In the United States, federal agencies have helped 720 communities in 40 states develop plans to prevent forest, brush and grass fires from destroying property and threatening lives.

A non-profit group wants to use the Firewise Communities USA program as a model for Canada, but warns long-term success will depend on sustained funding from Ottawa.

"Firewise is a hugely successful program. It brings the problems and solutions into the community to identify what people can do to protect against wildfires," said Kelly O'Shea, spokesman for Partners in Protection, a group that includes officials from the Canadian Forest Service, Parks Canada, and provincial governments from B.C. to Ontario.

"The United States is fortunate because they have the funding and they can implement the program. We are trying to do it here on a shoestring budget."

The first Canadian workshop based on the U.S. plan is to be rolled out next weekend at a wildfire conference in Kamloops, B.C. Another is to be held in an Alberta community before the end of summer.

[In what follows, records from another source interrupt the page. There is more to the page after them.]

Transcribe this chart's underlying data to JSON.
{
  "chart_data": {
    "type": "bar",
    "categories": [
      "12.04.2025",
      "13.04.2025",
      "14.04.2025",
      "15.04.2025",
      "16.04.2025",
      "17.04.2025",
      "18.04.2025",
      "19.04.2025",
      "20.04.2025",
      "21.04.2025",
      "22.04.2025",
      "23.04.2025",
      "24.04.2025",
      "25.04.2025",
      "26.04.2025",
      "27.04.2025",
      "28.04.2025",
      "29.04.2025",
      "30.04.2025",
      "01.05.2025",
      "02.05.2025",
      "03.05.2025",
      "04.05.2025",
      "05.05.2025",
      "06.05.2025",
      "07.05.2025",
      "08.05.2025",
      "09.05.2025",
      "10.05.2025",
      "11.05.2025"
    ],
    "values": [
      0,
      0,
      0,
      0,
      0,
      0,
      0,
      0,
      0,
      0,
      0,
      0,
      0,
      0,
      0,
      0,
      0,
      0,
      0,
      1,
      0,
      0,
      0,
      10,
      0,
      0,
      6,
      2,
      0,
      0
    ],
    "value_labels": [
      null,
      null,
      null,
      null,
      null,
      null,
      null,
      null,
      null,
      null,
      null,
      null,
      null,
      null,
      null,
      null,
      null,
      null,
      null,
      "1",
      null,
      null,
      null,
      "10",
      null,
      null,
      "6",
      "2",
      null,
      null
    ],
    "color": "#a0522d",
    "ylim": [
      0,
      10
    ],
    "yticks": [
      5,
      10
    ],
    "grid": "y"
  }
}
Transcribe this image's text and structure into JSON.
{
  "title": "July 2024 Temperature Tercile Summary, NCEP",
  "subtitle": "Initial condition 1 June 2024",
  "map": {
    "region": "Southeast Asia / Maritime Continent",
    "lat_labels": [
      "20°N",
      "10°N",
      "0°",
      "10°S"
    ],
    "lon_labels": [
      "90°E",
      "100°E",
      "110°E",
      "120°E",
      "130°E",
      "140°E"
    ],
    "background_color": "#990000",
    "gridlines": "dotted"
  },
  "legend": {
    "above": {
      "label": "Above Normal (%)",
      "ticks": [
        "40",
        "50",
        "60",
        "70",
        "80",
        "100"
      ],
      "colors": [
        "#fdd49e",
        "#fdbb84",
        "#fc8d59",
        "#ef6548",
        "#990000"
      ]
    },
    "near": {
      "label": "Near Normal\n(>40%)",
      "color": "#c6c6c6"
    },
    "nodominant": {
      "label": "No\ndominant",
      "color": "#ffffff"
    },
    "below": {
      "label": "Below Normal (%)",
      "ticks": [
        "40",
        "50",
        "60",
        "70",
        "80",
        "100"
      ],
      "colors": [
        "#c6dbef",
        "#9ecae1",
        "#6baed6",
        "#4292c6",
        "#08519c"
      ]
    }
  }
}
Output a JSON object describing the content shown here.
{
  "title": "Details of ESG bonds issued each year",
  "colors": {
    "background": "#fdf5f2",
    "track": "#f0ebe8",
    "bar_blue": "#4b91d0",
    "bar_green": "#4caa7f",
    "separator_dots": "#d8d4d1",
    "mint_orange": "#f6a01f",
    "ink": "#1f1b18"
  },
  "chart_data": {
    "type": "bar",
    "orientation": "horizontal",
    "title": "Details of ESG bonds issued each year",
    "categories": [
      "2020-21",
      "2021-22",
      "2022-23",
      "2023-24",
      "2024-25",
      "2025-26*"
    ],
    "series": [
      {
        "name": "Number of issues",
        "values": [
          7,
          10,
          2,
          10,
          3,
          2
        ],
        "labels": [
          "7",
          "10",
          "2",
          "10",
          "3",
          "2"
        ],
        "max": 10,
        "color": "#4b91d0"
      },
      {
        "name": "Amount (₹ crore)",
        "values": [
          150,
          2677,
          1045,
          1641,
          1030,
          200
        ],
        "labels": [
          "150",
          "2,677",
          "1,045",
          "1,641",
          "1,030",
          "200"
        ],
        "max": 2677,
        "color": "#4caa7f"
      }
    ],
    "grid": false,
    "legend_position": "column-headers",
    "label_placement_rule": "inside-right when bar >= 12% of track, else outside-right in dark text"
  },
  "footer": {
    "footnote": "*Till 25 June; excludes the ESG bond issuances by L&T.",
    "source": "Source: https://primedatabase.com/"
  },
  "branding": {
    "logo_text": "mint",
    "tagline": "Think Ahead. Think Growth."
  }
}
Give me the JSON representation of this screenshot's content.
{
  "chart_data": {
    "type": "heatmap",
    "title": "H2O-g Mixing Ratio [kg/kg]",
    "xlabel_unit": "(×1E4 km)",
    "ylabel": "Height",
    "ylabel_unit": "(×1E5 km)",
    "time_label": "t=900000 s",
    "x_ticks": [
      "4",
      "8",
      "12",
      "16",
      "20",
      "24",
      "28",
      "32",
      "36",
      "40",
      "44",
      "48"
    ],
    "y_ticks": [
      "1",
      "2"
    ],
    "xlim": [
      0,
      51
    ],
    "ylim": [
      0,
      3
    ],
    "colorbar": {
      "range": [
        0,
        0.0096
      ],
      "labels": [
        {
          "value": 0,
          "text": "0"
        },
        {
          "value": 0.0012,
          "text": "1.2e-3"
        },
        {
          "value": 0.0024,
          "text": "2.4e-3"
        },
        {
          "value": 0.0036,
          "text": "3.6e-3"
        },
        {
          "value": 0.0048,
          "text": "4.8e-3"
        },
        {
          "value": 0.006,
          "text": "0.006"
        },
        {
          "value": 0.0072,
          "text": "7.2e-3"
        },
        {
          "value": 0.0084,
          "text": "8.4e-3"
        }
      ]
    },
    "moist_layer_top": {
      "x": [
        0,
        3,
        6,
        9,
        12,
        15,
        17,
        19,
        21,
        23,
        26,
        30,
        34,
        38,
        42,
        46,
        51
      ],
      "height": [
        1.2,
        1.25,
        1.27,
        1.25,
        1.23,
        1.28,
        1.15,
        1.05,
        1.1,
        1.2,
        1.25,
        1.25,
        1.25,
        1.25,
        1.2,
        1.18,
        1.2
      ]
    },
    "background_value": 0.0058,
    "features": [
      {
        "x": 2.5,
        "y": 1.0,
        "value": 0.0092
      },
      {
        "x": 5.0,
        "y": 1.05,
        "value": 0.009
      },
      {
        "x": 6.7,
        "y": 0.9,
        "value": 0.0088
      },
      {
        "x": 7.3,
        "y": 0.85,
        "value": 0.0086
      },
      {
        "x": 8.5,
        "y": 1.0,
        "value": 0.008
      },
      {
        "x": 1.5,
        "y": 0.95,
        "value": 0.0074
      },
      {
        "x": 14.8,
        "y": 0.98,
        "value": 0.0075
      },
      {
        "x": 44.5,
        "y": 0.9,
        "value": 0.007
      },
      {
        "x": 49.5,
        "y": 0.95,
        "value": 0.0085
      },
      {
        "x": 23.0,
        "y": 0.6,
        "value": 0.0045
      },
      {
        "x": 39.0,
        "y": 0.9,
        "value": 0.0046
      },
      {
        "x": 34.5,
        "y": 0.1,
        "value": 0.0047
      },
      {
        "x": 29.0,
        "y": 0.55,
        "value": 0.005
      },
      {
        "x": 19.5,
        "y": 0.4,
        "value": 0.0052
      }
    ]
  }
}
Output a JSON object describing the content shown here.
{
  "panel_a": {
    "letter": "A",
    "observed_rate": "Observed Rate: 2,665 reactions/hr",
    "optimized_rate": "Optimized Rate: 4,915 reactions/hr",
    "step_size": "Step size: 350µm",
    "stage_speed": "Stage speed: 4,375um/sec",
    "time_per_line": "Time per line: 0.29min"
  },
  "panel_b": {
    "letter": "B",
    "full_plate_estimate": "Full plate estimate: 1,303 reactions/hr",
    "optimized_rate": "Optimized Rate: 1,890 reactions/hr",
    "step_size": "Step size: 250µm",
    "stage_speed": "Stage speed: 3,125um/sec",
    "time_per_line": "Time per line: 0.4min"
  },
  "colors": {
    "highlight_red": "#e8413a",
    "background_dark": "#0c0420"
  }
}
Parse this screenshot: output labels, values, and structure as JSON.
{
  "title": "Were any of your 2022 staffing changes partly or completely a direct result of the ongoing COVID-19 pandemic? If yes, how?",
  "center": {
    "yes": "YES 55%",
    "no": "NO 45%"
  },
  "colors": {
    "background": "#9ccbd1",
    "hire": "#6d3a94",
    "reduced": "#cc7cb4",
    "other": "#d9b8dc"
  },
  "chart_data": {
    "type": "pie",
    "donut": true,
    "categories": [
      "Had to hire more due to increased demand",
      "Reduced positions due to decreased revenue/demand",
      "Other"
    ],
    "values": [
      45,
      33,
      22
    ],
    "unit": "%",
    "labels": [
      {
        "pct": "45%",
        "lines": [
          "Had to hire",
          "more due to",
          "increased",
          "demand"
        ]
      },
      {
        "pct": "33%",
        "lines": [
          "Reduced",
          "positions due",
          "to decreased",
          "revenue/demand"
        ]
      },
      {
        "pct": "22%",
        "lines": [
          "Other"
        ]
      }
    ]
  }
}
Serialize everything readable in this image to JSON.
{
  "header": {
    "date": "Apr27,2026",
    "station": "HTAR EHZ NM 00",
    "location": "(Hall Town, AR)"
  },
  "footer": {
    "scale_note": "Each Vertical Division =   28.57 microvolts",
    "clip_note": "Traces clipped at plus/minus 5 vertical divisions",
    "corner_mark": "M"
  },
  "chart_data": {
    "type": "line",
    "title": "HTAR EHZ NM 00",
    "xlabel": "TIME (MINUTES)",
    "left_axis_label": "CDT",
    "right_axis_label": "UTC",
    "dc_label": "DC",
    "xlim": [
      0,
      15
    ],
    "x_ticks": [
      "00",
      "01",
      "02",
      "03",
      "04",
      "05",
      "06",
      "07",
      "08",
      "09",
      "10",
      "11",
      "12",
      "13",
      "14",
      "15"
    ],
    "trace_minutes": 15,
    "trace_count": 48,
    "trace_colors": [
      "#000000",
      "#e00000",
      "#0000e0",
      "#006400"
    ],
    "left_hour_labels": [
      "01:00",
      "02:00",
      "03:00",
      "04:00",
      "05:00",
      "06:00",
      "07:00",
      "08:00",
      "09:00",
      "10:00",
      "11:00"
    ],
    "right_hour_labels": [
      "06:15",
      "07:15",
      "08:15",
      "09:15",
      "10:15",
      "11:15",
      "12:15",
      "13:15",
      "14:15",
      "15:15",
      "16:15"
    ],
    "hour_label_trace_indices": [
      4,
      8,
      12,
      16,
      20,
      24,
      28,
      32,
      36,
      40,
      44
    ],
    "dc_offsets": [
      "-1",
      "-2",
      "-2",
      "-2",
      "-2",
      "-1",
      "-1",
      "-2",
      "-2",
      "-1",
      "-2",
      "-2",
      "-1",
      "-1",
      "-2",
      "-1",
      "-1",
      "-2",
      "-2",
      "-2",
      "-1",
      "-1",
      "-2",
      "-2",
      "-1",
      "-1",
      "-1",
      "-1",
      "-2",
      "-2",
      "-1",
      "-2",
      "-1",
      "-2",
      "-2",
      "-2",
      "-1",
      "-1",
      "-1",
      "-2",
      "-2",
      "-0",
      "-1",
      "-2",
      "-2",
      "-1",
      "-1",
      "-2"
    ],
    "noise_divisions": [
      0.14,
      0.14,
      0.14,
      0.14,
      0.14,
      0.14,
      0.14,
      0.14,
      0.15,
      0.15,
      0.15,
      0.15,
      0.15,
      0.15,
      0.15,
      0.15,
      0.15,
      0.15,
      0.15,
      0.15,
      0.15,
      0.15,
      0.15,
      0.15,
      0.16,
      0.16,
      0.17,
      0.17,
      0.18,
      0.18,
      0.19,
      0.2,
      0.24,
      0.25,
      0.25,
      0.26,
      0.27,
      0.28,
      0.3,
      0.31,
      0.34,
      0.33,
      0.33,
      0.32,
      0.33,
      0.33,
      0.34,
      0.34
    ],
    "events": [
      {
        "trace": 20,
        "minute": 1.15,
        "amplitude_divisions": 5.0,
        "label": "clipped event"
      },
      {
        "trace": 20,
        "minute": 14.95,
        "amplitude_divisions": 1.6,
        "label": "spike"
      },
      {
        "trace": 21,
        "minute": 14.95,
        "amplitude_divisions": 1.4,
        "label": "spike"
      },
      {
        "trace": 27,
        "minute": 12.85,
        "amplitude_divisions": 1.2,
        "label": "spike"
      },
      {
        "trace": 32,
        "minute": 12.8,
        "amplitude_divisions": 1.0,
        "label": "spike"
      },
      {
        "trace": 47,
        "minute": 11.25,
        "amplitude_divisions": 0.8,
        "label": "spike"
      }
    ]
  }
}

The Canadian version, called FireSmart Canada, is designed to provide a national standard of wildfire prevention planning information to communities and homeowners across the country.

There are tips for municipalities on how to create a plan to clear brush and trees away from buildings, the need to establish fire breaks around communities and how to have a well-thought-out wildfire evacuation strategy.

The Kamloops workshop is to focus on teaching municipal officials and fire chiefs about how to encourage people to protect their own homes and neighbourhoods from wildfire flames.

"The homeowners have to be involved and the communities need to be involved," said Kelly Johnston, wildfire protection co-ordinator for the City of Kamloops.

Johnston said the U.S. program started small with only a handful of communities in 2002 but then quickly took off, thanks to support from federal agencies such as the U.S. Forest Service and the U.S. Department of the Interior.

He said support from Ottawa will be crucial to the program succeeding in Canada.

"If we don't have a long-term national commitment for funding, the program won't fly."

O'Shea said the threat of dangerous wildfires in Canada is increasing.

Warmer temperatures have dried out forests and the mountain pine beetle and other insects have left dead and dying timber over huge areas. Conditions in Alberta are so dry this year that the province moved up the start of its fire season by one month from April to March.

The problem is exacerbated as communities expand into forested areas, creating the conditions for what experts call "wildland urban interface" fires.

Last May, a fire tore through Slave Lake, Alta., destroying 400 homes and forcing 7,000 people to flee. In 2003 more than 200 homes were destroyed in the area of Kelowna, B.C.

O'Shea said what happened in those fires could happen in many places across the country.

"Slave Lake made the headlines last year but in fact there were huge interface fires happening in Saskatchewan and in southern Manitoba," he said. "There were evacuations throughout northern Ontario."

The Alberta government is to release a report this spring into the conditions that lead to the Slave Lake fire and how it was fought. The report is expected to include recommendations to bolster fire prevention programs.

In December the province announced $1.2 million in grants to communities as part of its own FireSmart program. About one-third of the cash is being spent to remove thousands of trees killed by the pine beetle in a sprawling area surrounding Grande Prairie.

The Partners in Protection Association won't say how much money they are seeking from Ottawa for FireSmart Canada.

O'Shea would only say that the cost of the program would be only a small fraction of what governments pay each year to control and put out wildfires. The preliminary damage estimate for the Slave Lake fire alone is more than $700 million.

"Governments spend millions of dollars every year combating forest fires, not to mention the losses in communities like Slave Lake," he said. "If we can put some money up front to minimize that, to me that just makes huge sense."